O anúncio do surto de febre amarela no leste de Minas Gerais no começo de 2018, com grande corrida aos postos de saúde em busca de vacinas, foi um sinalizador para o poder público sobre o descontrole da imunização no Brasil. Fato é que muitos cidadãos já vacinados buscaram a rede de saúde sem necessidade, enquanto outros, que realmente precisavam ser imunizados, ficaram sem a dose da vacina.

Essa situação acontece porque muitos adultos não guardam seus cartões de vacinação e o país não dispõe de um controle informatizado e integrado sobre a condição de cada brasileiro em termos das vacinas que tomou e das que falta tomar. É o que explica o vice-presidente da Associação Brasileira de Imunizações e presidente do Departamento de Imunizações da Sociedade Brasileira de Pediatria, Renato Kfouri.
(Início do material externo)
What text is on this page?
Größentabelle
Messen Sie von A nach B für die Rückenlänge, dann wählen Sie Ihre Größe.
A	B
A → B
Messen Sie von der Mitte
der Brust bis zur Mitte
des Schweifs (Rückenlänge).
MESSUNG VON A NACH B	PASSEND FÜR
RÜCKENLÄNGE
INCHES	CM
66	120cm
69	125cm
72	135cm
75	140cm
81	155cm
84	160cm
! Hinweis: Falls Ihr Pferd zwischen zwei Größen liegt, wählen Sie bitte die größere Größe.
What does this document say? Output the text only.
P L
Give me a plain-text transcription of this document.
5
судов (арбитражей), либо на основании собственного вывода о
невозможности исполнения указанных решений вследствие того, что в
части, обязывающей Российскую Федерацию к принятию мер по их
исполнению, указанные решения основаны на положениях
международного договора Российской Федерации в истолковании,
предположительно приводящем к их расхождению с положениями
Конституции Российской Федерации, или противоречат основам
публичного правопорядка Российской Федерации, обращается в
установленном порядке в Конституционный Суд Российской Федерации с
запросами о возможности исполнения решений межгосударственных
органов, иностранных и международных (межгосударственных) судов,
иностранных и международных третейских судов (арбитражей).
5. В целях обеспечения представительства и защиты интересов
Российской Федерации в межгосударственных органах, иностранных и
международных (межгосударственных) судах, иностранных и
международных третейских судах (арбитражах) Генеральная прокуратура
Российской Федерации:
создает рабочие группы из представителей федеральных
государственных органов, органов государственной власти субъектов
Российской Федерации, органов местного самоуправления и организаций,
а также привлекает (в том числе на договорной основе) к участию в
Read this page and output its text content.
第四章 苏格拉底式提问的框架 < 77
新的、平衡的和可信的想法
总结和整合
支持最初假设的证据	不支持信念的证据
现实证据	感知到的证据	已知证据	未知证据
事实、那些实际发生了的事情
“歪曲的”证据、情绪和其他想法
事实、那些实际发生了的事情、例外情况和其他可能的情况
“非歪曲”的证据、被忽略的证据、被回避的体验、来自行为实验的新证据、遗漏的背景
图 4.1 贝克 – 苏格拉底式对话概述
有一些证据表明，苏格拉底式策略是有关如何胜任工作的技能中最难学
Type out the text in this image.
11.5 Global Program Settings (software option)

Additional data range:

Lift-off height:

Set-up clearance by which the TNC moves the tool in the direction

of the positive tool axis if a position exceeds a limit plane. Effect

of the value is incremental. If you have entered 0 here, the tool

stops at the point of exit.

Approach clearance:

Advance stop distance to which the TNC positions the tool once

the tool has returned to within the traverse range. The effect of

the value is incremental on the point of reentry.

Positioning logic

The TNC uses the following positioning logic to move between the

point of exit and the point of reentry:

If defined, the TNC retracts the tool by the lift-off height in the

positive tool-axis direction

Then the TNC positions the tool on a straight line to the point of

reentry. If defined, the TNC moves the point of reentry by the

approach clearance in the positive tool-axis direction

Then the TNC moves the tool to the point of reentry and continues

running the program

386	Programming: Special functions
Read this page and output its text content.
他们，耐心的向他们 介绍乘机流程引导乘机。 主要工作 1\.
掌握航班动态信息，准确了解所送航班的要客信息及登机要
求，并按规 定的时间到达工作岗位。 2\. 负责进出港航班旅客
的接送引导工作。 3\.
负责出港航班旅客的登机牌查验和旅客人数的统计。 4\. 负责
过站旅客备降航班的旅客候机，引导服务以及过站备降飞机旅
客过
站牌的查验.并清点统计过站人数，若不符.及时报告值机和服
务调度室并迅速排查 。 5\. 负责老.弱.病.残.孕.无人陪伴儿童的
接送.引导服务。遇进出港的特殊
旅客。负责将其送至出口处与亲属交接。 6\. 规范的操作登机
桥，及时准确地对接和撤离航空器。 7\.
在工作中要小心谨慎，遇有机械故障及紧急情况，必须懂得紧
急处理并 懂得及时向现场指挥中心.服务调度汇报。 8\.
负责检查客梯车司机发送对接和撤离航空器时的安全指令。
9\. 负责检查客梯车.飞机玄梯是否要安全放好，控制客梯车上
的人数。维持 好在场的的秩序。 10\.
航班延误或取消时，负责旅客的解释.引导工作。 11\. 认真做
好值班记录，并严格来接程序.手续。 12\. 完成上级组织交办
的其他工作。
— Muitos nem sabem onde está sua carteira de vacinação, quando e quais foram as últimas vacinas que recebeu, então, falar de vacina em adultos no nosso país ainda é um tema bastante novo e que precisa ser mais divulgado entre a população, para que a gente consiga prevenir as doenças não só nas crianças — informou.

Para o especialista, é difícil recuperar as informações de quem perde a carteira de vacinação e, por isso, o sistema de saúde considera esses indivíduos não protegidos, oferecendo novamente a vacina. Para Renato Kfouri, é melhor imunizar a mais do que deixar essas pessoas desprotegidas.